Ovviamente dovremo attribuire una diversa rilevanza penale alle varie forme di negazionismo. Nessuno intende mandare in galera chi nega che la bresaola sia meglio della mortadella o che Omero sia mai esistito. Il dolo emerge nella misura in cui alcune negazioni possono indurre comportamenti lesivi degli interessi collettivi, della salute e della morale pubblica. Per esempio: negare che i vaccini vadano resi obbligatori, negare che si debba ridurre l’emissione di CO2, negare che l’identità sessuale sia una libera scelta ecc. Il dubbio è: chiamato in giudizio, il negazionista potrà difendersi negando di negare? Lascio ai giuristi il compito di risolvere questo paradosso.
Qualcuno dirà infine che non può esservi una verità al 51% e nemmeno al 99%, perché una cosa o è vera o è falsa, e non esistono mezze verità ma solo mezze bugie. Questo significa non cogliere il senso profondo della verità statistica: nel momento in cui un’opinione prevale essa diviene una verità al 100%, e come tale va resa inviolabile, come i tabù nelle società tribali. Perché di questo ha bisogno oggi il mondo, di verità non dubitabili.
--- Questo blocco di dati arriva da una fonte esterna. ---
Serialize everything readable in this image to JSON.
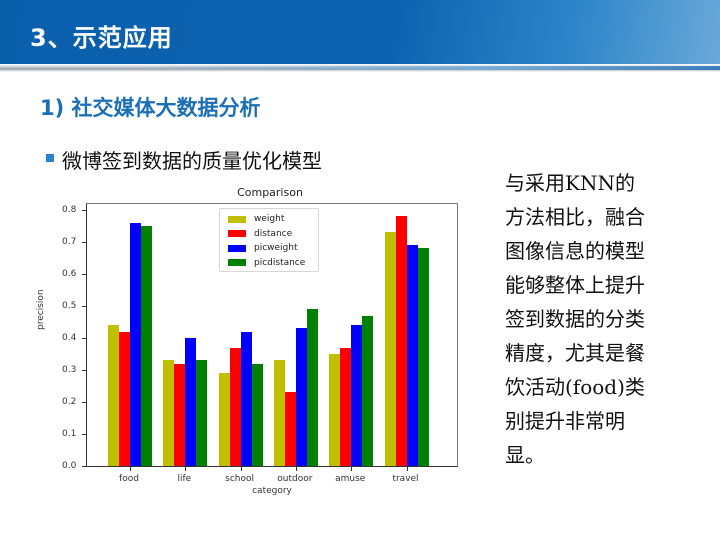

È dunque giusto censurare, emarginare, punire i negazionisti. Perché rifiutano l’unica verità oggi possibile, quella basata su criteri statistici che sono, di fatto, un riflesso di principi democratici, e in tal modo minacciano il fondamento stesso della nostra società. Perciò tali individui son più dannosi di ogni pandemia e di ogni cambiamento climatico. Dipendesse da loro, l’umanità si estinguerebbe rapidamente, sterminata dai virus, o liquefatta da temperature estive degne di una fornace infernale.